Hull Followed With The 2017 Award
This year the 2017 winners Hull kicked off their UK City of Culture program with the city is expecting to see a significant increase in visitors and events over 2017 generating a positive economic impact. Hull is the second city to host the title and it will be hosting 365 days of cultural events that started with a fireworks event. It is estimated that the UK City of Culture 2017 win will deliver a £60 million boost to Hull’s economy throughout 2017, with a £13.5 million investment into the project. The city has also seen a £1 billion investment since winning the title in 2013. Keep an eye on what Hull is achieving throughout its year here at https://www.hull2017.co.uk
The Benefits to Warrington
Warrington’s initial expression of interest to run for UK City of Culture 2021 has been submitted to the government. There are two further stages with an initial bid submitted in April and the final bid from shortlisted cities by 29th September. The Heritage Lottery Fund has committed £3 million to the holder of the UK City of Culture title from 2021 onwards to boost local heritage, this would have a benefit of bolstering the area and all our cultural attractions.
It looks to me from the outside that a successful bid brings real benefits to the economy and business. It brings investment in local infrastructure, together with a big uplift in tourism and the local economy. If we then add the feel-good factor into the equation and how the previous awards have had a profound effect on their residents, then I would say this would be a massive benefit to the whole of Warrington!

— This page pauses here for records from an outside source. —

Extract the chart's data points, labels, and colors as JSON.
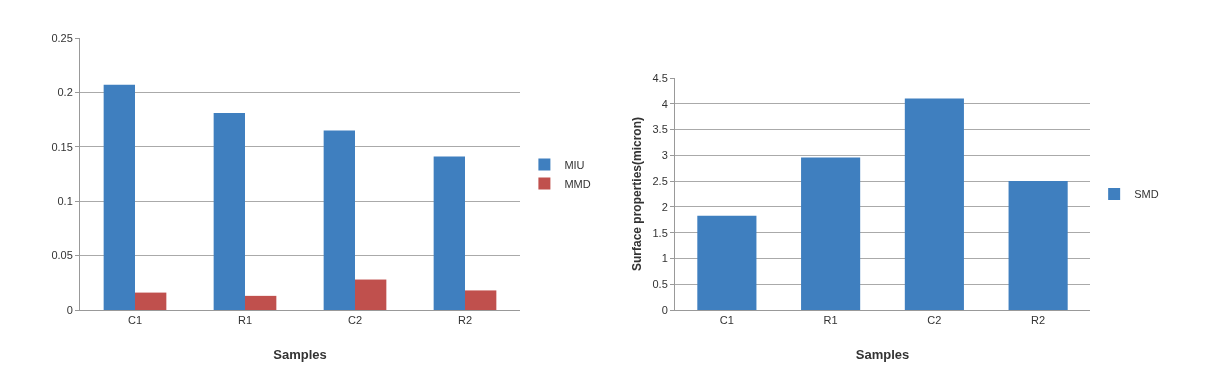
{
  "chart_data": [
    {
      "type": "bar",
      "xlabel": "Samples",
      "categories": [
        "C1",
        "R1",
        "C2",
        "R2"
      ],
      "series": [
        {
          "name": "MIU",
          "color": "#3f7fbf",
          "values": [
            0.207,
            0.181,
            0.165,
            0.141
          ]
        },
        {
          "name": "MMD",
          "color": "#c0504d",
          "values": [
            0.016,
            0.013,
            0.028,
            0.018
          ]
        }
      ],
      "ylim": [
        0,
        0.25
      ],
      "yticks": [
        0,
        0.05,
        0.1,
        0.15,
        0.2,
        0.25
      ],
      "grid": "y",
      "legend": "right"
    },
    {
      "type": "bar",
      "xlabel": "Samples",
      "ylabel": "Surface properties(micron)",
      "categories": [
        "C1",
        "R1",
        "C2",
        "R2"
      ],
      "series": [
        {
          "name": "SMD",
          "color": "#3f7fbf",
          "values": [
            1.83,
            2.96,
            4.1,
            2.5
          ]
        }
      ],
      "ylim": [
        0,
        4.5
      ],
      "yticks": [
        0,
        0.5,
        1,
        1.5,
        2,
        2.5,
        3,
        3.5,
        4,
        4.5
      ],
      "grid": "y",
      "legend": "right"
    }
  ]
}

A quotation on the http://www.warrington2021.com/our-bid/ website says the award would have "significant economic and social benefits, complementing existing physical regeneration plans as well as highlighting the cultural elements of the current developments as an essential part of the overall growth of the borough." The timing of the 2021 award seems to be perfect for Warrington and complements existing plans and projects to deliver and support:
- More than £100m of investment in the centre of Warrington before 2020
- More than 100 unique events across the borough every year in the run up to 2021
- The 50th anniversary of the new town in 2018
- Plans for a brand new heritage hub with a target opening date of 2019
- Final Thoughts
I feel putting culture at the heart of the transition from a new town to a new city and being highlighted as a “go to” destination for culture would have a long lasting positive effect for us all, in terms of economic growth and people's pride in their city. There seems to be real synergy with the bid, linking it to the growth of Warrington over the next four years. This tells me that it could be an amazing gift to those expansion plans and would give real inertia to the city’s proposed projects. I’m getting right behind this bid and would love to get more businesses involved with spreading the positivity and pushing hard to win a place in the history of British cultural events. As a business community as a whole, let us show our support and help in any way possible.